Rz. 75 einsweilen frei

 

Rz. 76

Im Fall einer teilentgeltlichen Übertragung ist der Umfang der Entgeltlichkeit nach der Trennungstheorie zu bestimmen[7], da nur insoweit die Rechtsfolgen des § 22 Abs. 1 S. 1 UmwStG ausgelöst werden.

Soweit die Übertragung unentgeltlich erfolgt, ist danach zu differenzieren, ob die sperrfristverstrickten Anteile auf eine Kapitalgesellschaft oder Genossenschaft[8] oder auf einen anderen Rechtsträger[9] übertragen werden.

 

Rz. 77

Ein zivilrechtlicher Verkauf stellt ausnahmsweise insoweit keine Veräußerung i. S. d. § 22 Abs. 1 S. 1 UmwStG dar, als die sperrfristverstrickten Anteile vom Einbringenden an eine vermögensverwaltende und nicht gewerblich geprägte Personengesellschaft verkauft werden und der Einbringende an dieser Personengesellschaft beteiligt ist.

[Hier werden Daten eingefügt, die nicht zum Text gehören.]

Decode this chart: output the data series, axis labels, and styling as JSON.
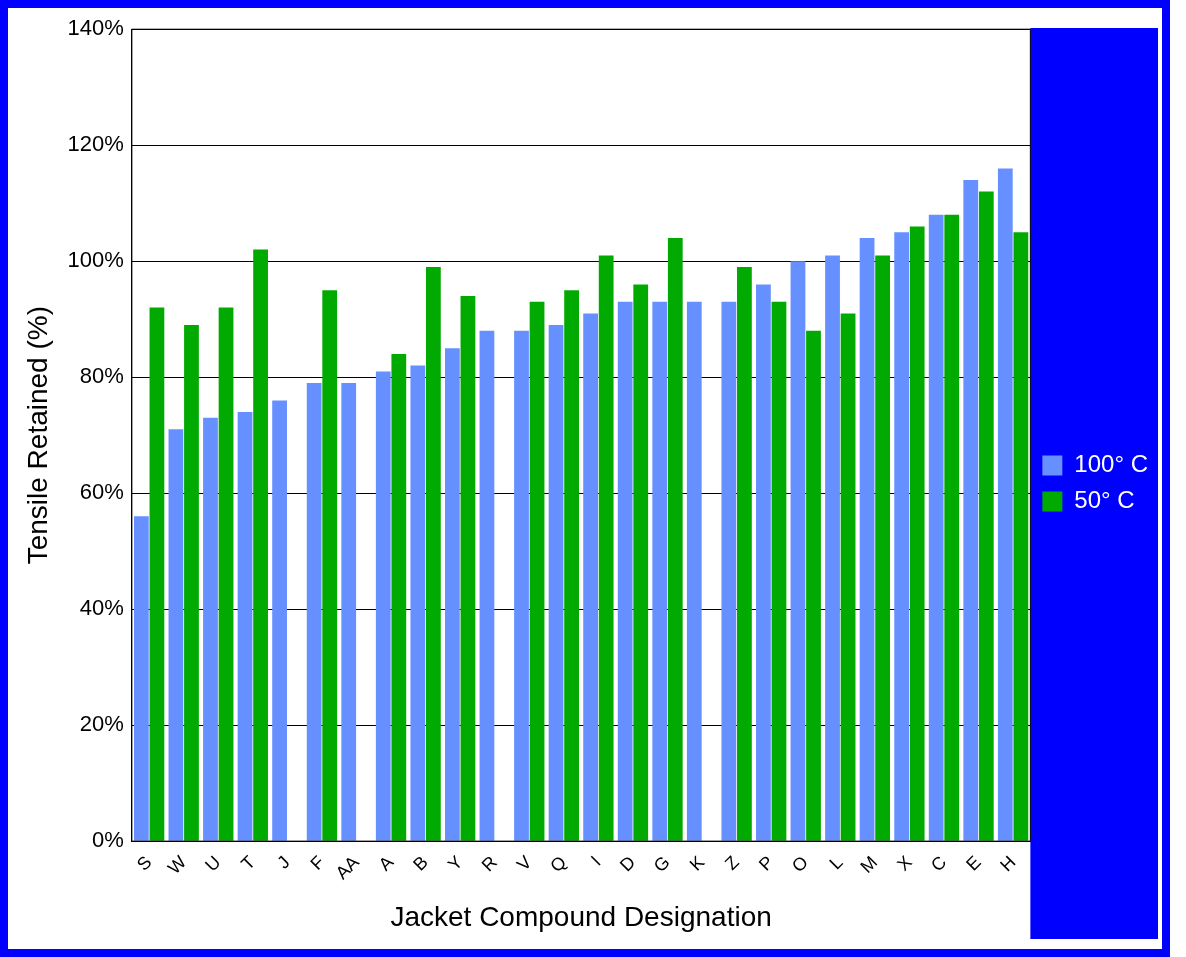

Aufgrund der für die vermögensverwaltende Personengesellschaft geltenden Bruchteilsbetrachtung gem. § 39 Abs. 2 Nr. 2 AO liegt keine steuerrelevante Übertragung des wirtschaftlichen Eigentums vor, soweit der Verkäufer über die Bruchteilsbetrachtung weiterhin an den übertragenen Wirtschaftsgütern beteiligt ist.[10]

 

Rz. 78

Sofern man das Tauschgutachten des BFH[11] in Einzelfällen beim Tausch von art-, wert- und funktionsgleichen Anteilen des Privatvermögens noch für anwendbar hält[12], ist ausnahmsweise ebenfalls keine entgeltliche Übertragung anzunehmen. Der BFH hat nämlich nicht bloß die Übertragung der stillen Reserven für zulässig erachtet, sondern er ist aufgrund der im Steuerrecht gebotenen wirtschaftlichen Betrachtungsweise abweichend von der bürgerlich-rechtlichen Beurteilung zu dem Ergebnis gekommen, dass steuerlich kein Anschaffungsgeschäft und auch kein Tauschvorgang vorliegt, weil die hingegebenen und die erhaltenen Anteile wirtschaftlich identisch seien.

Infolge der vom BFH angenommenen wirtschaftlichen Identität wäre jedoch auch nicht von einer unentgeltlichen Übertragung der Anteile auf einen anderen Rechtsträger auszugehen. Vielmehr würden die erhaltenen Anteile im Wege der "Fußstapfentheorie" an die Stelle der hingegebenen Anteile treten und dabei auch den Status der Sperrfristverstrickung übernehmen.

 

Rz. 79

Veräußerungsfiktionen, z. B. des § 12 Abs. 1 KStG, gelten nicht als eine Veräußerung i. S. d. § 22 Abs. 1 S. 1 UmwStG.[13]